Classifying documents without any training data - Max Halford

I recently watched a lecture by Adam Tauman Kalai on stereotype bias in text data. The lecture is very good, but something that had nothing to do with the lecture’s main topic caught my intention. At 19:20, Adam explains that word embeddings can be used to classify documents when no labeled training data is available. Note that in this article I’ll be using word embeddings and word vectors interchangeably. The idea is to exploit the fact that document labels are often textual.

https://maxhalford.github.io/blog/document-classification/

david26694 commented 3 years ago

A similar application is doing NER using word embeddings. If you have to identify the entities person, place and organisation, you can do the following: For each entity, take some examples that you can think of (I don't think the list needs to be very large, but think about some names of people, some places and some organisations) and compute the centroid of the embeddings of these words.

Now you have a word vector representing person, another one representing place and a third one representing organisation. For each word in your corpus, you take its embedding and compute the similarity with each entity vector. If it's very similar to one of them, you can classify that as an entity of that kind.

It's very similar to what you just described, but applied to NER instead of document classification.
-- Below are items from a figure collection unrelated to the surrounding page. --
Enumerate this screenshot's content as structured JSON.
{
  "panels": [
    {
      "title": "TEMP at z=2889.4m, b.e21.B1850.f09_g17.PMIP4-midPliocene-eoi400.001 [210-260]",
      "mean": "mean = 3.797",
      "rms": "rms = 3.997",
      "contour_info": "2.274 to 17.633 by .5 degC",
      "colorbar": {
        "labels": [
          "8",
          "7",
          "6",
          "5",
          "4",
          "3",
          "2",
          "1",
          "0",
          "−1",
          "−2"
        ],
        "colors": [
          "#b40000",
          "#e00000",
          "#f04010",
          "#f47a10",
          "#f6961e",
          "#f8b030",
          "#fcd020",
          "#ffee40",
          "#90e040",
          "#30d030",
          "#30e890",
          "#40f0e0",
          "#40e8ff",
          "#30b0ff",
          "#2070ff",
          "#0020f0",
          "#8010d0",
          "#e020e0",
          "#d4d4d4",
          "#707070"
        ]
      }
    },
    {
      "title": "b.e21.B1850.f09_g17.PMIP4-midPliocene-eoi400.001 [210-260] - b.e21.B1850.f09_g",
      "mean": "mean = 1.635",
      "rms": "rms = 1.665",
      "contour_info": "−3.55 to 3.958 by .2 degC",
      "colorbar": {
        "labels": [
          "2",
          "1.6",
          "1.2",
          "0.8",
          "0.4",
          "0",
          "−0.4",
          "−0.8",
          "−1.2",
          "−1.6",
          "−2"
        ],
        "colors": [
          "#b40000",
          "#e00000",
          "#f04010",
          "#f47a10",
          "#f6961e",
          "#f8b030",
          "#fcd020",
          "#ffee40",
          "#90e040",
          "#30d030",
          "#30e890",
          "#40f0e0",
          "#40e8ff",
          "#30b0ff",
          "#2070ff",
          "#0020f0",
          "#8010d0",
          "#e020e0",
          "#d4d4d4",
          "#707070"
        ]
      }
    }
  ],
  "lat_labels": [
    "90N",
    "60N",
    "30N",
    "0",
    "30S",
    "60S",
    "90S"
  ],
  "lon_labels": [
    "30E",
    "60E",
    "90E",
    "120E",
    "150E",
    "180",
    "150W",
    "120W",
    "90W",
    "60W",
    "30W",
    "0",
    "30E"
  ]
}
MaxHalford commented 3 years ago

Thanks @david26694, that makes a lot of sense! As I mentioned, I'm not very well-versed in NLP, so I'm probably pushing at open doors. But then again it is rewarding to find out about these things by myself.

From what can I tell, the manner in which the winning solutions to the Google Landmark Recognition challenge is somewhat related. Essentially, they use pre-trained neural networks to extract embeddings from images, and then use a nearest neighbours approach to match images with each other.